5

Closed

Memory Leak

description

Pretty bad memory leak while slide show is running. Haven't done any investigation, into what it is. I suspect it's event handlers not being unsubscribed (anonymous handlers are used extensively)
Closed Jul 14, 2009 at 5:34 AM by sbeeler
Fixed in Release 2.1

comments

gdean2323 wrote Apr 15, 2009 at 7:44 AM

There is no Memory profiler capable of profiling Silverlight apps. The recommended work around, as of right now, is to convert the silverlight app to a WPF app and use any .Net memory profiler. After a cursory review of the code, it's almost certainly the anonymous event handler (they are used everywhere). Without retaining a reference to an anonymous delegate, there is no way of unsubscribing it from an event. To fix this issue, will require a fairly exhaustive of search and refactor. Unfortunately I don't have the time to do this right now.

sbeeler wrote Jun 20, 2009 at 8:52 PM

A few comments...

1) I believe I have resolved "the" major memory leak issue in slide.show. See this discussion post for details:
http://slideshow2.codeplex.com/Thread/View.aspx?ThreadId=60173

2) You can, in fact, debug silverlight memory leaks and other such issues without converting it to a WPF. I did, with the help of techniques discussed on Tess Fernandez's blog, "If broken it is, fix it you should" (http://blogs.msdn.com/tess/default.aspx). Agains, see the discussion post for details and specific blog posts that helped in diagnosing this Slide.Show bug.
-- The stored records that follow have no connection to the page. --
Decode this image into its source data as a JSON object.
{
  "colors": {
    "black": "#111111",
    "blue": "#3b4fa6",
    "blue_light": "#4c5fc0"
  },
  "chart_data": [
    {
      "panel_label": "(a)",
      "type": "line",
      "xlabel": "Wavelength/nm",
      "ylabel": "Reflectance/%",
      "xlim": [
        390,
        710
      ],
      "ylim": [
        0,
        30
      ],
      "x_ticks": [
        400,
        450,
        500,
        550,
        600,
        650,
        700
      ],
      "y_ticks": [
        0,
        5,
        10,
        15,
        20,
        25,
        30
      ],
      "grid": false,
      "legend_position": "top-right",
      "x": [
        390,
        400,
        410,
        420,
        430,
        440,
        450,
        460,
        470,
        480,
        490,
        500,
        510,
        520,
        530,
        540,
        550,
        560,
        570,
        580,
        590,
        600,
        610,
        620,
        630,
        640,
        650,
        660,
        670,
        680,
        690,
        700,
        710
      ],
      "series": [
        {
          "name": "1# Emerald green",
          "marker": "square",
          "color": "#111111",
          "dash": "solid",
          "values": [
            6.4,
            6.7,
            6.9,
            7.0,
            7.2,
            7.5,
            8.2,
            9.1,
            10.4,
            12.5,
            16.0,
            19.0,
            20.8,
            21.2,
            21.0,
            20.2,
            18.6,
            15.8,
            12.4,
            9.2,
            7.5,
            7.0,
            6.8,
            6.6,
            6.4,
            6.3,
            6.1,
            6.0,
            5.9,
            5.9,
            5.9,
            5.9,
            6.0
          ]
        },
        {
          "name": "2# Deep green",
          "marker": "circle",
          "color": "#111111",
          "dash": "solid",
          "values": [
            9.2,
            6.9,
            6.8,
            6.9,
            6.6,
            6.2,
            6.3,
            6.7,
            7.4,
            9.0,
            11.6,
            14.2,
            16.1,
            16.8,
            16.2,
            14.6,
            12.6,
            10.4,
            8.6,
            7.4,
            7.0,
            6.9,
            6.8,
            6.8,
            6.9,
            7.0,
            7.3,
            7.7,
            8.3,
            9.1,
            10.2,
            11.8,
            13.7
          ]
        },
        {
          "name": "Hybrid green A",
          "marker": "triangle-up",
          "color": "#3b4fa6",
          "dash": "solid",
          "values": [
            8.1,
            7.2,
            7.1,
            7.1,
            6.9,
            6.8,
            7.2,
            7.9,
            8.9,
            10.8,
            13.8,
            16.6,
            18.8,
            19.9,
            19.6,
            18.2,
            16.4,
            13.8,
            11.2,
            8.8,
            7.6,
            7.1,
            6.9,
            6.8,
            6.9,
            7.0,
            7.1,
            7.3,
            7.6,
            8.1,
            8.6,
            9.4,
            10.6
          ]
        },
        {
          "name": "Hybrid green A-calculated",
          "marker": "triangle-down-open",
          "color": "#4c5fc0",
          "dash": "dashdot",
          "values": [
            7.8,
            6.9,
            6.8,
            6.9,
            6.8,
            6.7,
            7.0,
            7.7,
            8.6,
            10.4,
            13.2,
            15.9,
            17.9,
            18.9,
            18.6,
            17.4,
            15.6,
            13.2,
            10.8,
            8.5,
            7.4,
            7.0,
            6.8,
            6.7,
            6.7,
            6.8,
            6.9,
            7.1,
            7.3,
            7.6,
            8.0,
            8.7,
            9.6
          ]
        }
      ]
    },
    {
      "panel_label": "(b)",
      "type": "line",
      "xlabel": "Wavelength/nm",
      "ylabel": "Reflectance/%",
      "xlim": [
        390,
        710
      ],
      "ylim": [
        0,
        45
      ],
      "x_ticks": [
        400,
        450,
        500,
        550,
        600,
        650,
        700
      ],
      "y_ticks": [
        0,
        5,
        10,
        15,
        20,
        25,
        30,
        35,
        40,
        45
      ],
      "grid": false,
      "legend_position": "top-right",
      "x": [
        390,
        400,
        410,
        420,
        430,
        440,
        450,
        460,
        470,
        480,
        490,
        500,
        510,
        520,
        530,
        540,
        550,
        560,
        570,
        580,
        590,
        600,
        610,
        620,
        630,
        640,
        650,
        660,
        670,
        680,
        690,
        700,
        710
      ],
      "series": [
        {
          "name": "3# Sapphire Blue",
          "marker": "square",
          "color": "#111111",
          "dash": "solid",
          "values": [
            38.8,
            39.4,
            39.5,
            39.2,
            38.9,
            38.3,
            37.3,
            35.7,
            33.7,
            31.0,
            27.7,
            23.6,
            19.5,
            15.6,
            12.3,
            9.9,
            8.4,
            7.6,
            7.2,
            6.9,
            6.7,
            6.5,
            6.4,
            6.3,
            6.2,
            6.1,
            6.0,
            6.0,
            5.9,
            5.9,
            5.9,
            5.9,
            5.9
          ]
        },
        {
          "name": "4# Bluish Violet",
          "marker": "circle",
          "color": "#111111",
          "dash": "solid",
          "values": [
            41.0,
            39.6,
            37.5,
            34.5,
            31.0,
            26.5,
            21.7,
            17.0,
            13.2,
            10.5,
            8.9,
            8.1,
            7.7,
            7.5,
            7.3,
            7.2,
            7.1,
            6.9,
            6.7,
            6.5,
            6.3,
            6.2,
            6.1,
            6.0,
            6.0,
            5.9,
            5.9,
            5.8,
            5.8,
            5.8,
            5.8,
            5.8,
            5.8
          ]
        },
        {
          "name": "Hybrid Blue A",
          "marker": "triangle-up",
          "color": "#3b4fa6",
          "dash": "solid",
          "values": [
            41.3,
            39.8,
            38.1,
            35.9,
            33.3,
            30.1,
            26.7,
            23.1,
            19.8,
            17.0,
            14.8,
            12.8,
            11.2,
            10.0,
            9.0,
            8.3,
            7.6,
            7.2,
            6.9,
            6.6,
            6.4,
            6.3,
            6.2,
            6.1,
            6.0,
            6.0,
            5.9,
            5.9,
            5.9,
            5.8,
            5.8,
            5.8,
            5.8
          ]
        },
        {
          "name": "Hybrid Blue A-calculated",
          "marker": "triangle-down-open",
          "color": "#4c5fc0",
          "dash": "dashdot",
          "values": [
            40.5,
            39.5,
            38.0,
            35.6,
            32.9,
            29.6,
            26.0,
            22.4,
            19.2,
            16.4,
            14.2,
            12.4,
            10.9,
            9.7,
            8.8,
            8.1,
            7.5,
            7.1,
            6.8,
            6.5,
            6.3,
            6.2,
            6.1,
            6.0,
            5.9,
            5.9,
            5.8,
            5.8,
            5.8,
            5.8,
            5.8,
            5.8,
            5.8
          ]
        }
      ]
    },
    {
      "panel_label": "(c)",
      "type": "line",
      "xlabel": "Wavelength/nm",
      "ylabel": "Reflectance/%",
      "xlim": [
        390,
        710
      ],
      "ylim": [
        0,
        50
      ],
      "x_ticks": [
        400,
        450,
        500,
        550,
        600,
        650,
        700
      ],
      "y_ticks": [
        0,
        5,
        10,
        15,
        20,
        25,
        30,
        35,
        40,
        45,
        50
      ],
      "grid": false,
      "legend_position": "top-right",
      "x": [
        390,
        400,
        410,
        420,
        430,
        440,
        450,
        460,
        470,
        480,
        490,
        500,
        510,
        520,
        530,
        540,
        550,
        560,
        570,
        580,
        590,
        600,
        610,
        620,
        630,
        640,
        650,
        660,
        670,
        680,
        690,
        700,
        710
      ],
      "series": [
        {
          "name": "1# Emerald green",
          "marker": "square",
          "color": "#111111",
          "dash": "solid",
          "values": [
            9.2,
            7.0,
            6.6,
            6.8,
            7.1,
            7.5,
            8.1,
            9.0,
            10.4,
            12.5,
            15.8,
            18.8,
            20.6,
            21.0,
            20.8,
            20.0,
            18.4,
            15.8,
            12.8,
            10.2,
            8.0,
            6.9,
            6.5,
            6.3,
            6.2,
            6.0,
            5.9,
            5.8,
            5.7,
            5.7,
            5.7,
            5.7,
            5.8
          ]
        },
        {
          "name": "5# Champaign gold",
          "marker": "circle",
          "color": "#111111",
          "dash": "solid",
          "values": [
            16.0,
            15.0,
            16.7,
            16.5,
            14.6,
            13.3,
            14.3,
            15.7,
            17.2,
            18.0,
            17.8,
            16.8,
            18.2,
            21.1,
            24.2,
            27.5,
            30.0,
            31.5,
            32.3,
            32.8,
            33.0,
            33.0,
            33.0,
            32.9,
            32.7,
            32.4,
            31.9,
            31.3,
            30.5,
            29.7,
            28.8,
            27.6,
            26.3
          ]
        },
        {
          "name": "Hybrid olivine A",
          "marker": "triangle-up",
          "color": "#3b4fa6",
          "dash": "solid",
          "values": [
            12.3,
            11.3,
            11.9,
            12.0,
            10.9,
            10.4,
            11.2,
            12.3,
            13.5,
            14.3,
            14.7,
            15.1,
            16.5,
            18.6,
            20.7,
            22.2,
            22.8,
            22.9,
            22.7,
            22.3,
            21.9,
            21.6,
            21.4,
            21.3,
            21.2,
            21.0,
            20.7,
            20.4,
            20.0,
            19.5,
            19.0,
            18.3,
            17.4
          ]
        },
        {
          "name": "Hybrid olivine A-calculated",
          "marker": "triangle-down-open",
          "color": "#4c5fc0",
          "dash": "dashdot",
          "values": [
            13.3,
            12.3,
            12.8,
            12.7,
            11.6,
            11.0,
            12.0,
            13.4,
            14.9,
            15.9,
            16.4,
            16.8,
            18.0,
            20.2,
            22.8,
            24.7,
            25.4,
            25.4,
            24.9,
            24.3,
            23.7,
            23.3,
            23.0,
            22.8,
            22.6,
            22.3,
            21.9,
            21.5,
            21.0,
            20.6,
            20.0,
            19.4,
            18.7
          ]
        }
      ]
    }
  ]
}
3) While your suggestion about event handlers not unsubscribing from an event as the source of the problem was right on, it turns out that the use of anonymous delegate event handlers was NOT a significant contributing factor. I actually performed the exhaustive searchand refactor of all anonymous event handlers that you called for, and it didn't improve performance at all. Only after I extended my search to include all event handlers, not just the anonymous ones, did I find the real source of the significant memory leak, which happened to be with actual named event handlers. So thanks for getting me going in the right direction, even if I did get sent a long, winding, and ultimately fruitless dark alley along the way.

Anyway, the fix turns out to actually be pretty simple. Two lines of new code added to SlideViewer, and 4 new lines of code added to the four ITransition classes.

Hope this helps.
--Scott

sbeeler wrote Jul 6, 2009 at 4:36 AM

Fixed in change set 25804. Note that the change set includes additional enhancements and bug fixes as well. Also, note that the change set addresses additional memory leaks not included in the discussion thread.

http://slideshow2.codeplex.com/SourceControl/changeset/view/25804

gdean2323 wrote Jul 6, 2009 at 7:33 AM

Great work Scott. I can't wait to try it out.